That is some very nice and interesting work!
In fact, I have also worked on exactly the same thing, so I'm impressed by your accomplishments.
How much have you played around with different local condition features, i.e. the phoneme signal? Was it always with 256 Hz? Have you always used nearest-neighbor for upsampling to 16 kHz? Have you always used those 2 + (1 + 2 + 2) * (40 + 5) = 227 dimensions?
We tried just with 39 dimensional phonemes, which also worked but the quality was not so nice and it sounded very robotic, probably due to missing F0. We also only had 100 Hz, but we tried some variants to upscale it to 16 kHz, like linear interpolation or deconv or combinations of them.
In the local conditioning network, you used QRNNs. Did you also try simpler methods, like just pure convolution? (And then the upsampling like you did, by nearest neighbor.)
You are predicting phone duration + F0. Have you also tried an encoder-decoder approach instead, like in Char2Wav? I.e. instead of the duration prediction, you let the decoder unroll it. Then, also like Char2Wav, you can also combine that directly with your Grapheme-to-Phoneme model. Have you tried that?

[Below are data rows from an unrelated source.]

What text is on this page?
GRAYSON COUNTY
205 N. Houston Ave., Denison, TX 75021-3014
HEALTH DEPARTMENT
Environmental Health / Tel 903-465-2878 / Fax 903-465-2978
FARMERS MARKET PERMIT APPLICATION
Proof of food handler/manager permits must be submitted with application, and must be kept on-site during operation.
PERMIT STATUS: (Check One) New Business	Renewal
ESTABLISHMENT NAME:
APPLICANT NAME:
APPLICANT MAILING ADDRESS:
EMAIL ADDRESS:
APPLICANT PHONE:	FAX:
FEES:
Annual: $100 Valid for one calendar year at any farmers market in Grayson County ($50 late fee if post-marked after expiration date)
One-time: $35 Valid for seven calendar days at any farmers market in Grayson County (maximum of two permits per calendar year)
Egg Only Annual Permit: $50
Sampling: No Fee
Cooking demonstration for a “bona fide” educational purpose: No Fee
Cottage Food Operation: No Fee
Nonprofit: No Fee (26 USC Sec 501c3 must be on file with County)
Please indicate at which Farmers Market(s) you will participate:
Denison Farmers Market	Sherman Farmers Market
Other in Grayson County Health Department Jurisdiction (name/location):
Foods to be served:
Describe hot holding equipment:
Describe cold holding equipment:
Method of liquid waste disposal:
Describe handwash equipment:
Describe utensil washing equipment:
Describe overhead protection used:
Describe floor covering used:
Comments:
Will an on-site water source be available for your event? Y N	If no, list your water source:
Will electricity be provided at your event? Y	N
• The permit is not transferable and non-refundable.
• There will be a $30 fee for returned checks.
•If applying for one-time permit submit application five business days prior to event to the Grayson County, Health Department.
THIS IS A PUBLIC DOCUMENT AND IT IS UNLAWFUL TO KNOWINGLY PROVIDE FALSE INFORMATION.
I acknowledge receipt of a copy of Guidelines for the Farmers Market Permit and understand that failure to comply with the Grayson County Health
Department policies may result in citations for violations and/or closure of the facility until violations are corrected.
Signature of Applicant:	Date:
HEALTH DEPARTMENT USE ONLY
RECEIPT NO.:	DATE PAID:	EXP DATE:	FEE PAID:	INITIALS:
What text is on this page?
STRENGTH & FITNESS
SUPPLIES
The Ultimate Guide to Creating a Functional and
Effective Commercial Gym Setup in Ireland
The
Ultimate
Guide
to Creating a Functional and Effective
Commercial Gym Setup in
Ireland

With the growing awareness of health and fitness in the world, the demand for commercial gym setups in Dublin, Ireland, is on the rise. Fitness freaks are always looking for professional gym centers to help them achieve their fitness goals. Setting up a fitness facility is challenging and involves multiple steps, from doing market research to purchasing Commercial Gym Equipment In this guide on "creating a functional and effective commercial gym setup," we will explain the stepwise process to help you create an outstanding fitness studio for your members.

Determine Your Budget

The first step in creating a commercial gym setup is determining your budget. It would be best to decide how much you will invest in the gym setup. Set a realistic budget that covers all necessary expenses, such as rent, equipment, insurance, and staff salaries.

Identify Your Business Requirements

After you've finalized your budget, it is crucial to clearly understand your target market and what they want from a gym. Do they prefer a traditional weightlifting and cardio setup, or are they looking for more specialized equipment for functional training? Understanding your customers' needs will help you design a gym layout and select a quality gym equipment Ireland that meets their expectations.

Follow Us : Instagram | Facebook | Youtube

Did you also try some global condition, like speaker identity?
We also tried all the sampling methods you are listing and observed the same behavior, i.e. only the direct sampling really works. I tried many more deterministic variants (like taking mean) but none of them worked. This is a bit strange. Also the quality can vary depending on the random seed.
Feel free to get in touch for more Q/A, my email is in my profile.

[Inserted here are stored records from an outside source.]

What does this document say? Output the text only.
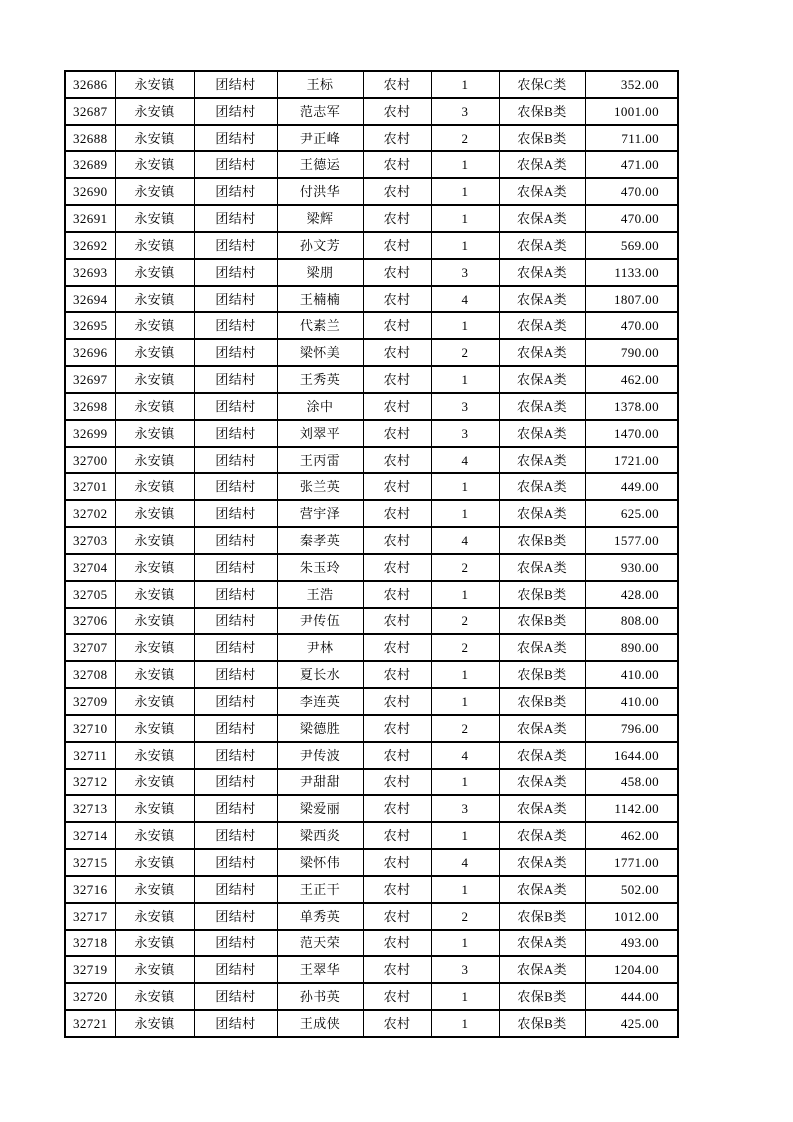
32686	永安镇	团结村	王标	农村	1	农保C类	352.00
32687	永安镇	团结村	范志军	农村	3	农保B类	1001.00
32688	永安镇	团结村	尹正峰	农村	2	农保B类	711.00
32689	永安镇	团结村	王德运	农村	1	农保A类	471.00
32690	永安镇	团结村	付洪华	农村	1	农保A类	470.00
32691	永安镇	团结村	梁辉	农村	1	农保A类	470.00
32692	永安镇	团结村	孙文芳	农村	1	农保A类	569.00
32693	永安镇	团结村	梁朋	农村	3	农保A类	1133.00
32694	永安镇	团结村	王楠楠	农村	4	农保A类	1807.00
32695	永安镇	团结村	代素兰	农村	1	农保A类	470.00
32696	永安镇	团结村	梁怀美	农村	2	农保A类	790.00
32697	永安镇	团结村	王秀英	农村	1	农保A类	462.00
32698	永安镇	团结村	涂中	农村	3	农保A类	1378.00
32699	永安镇	团结村	刘翠平	农村	3	农保A类	1470.00
32700	永安镇	团结村	王丙雷	农村	4	农保A类	1721.00
32701	永安镇	团结村	张兰英	农村	1	农保A类	449.00
32702	永安镇	团结村	营宇泽	农村	1	农保A类	625.00
32703	永安镇	团结村	秦孝英	农村	4	农保B类	1577.00
32704	永安镇	团结村	朱玉玲	农村	2	农保A类	930.00
32705	永安镇	团结村	王浩	农村	1	农保B类	428.00
32706	永安镇	团结村	尹传伍	农村	2	农保B类	808.00
32707	永安镇	团结村	尹林	农村	2	农保A类	890.00
32708	永安镇	团结村	夏长水	农村	1	农保B类	410.00
32709	永安镇	团结村	李连英	农村	1	农保B类	410.00
32710	永安镇	团结村	梁德胜	农村	2	农保A类	796.00
32711	永安镇	团结村	尹传波	农村	4	农保A类	1644.00
32712	永安镇	团结村	尹甜甜	农村	1	农保A类	458.00
32713	永安镇	团结村	梁爱丽	农村	3	农保A类	1142.00
32714	永安镇	团结村	梁西炎	农村	1	农保A类	462.00
32715	永安镇	团结村	梁怀伟	农村	4	农保A类	1771.00
32716	永安镇	团结村	王正干	农村	1	农保A类	502.00
32717	永安镇	团结村	单秀英	农村	2	农保B类	1012.00
32718	永安镇	团结村	范天荣	农村	1	农保A类	493.00
32719	永安镇	团结村	王翠华	农村	3	农保A类	1204.00
32720	永安镇	团结村	孙书英	农村	1	农保B类	444.00
32721	永安镇	团结村	王成侠	农村	1	农保B类	425.00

We've experimented a bunch with many of these hyperparameters. Our phoneme signal has mostly stayed 256 Hz, but we've done a few experiments with lower-frequency signals that indicate it's probably possible to reduce it.
We have used many types of upsampling, and find that the upsampling and conditioning procedure does not affect the quality of the audio itself, but does affect the frequency of pronunciation mistakes. We used bicubic and bilinear interpolation based upsampling, as well as transposed convolutions and a variety of other simpler convolutions (for example, per-channel transposed convolutions). These tend to work and converge, but then generate pronunciation mistakes on difficult phonemes. A full transposed convolution upsampling (two transposed convolution layers with stride 8 each) works almost as well as our bidirectional QRNNs, but it's much, much, more expensive in terms of compute and parameters, and takes longer to train as well.
As noted in the paper, we used many of the original features used for WaveNet before reducing our feature set. F0 is definitely important for proper intonation. We find that including the surrounding phonemes is quite important; with the bidirectional QRNN upsampling, leaving those out still works, but not nearly as well. It seems likely that a different conditioning network would remove the need for those "context" phonemes.
We have not yet used an encoder-decoder approach for duration or F0. Char2Wav has a bunch of interesting ideas, and it may be a direction for our future work. However, we do not plan on including the grapheme-to-phoneme model into our main model, because it's crucial that we easily affect the pronunciation of phonemes with a phoneme dictionary; by having an explicit grapheme-to-phoneme step, we can easily set the pronunciation for unseen words (like "P!nk" or "Worcestershire"; an integrated grapheme-to-phoneme model would not be able to do those, even humans usually cannot!).
We have not yet worked with speaker global conditioning, but it is likely that the results from the WaveNet paper apply to our WaveNet implementation as well.
Finally, as for sampling, we have not seen much variation due to random seed for a fully converged model. However, our intuition for why sampling is important is that the speech distribution is (a) multimodal and (b) biased towards silence. If you are interested, you can gain a little bit of intuition about what the distribution actually looks like by just plotting a color map across time, with high-probability values being bright and low probability values being dark; it generates a pretty plot, and you can see that some areas are clearly stochastic (especially fricatives) and some areas are multimodal (vowel wave peaks).
It's hard to say! We don't quite know exactly how many parameters or minutes of audio are needed to describe fully someone's voice and speaking patterns. Maybe one or two, maybe much more.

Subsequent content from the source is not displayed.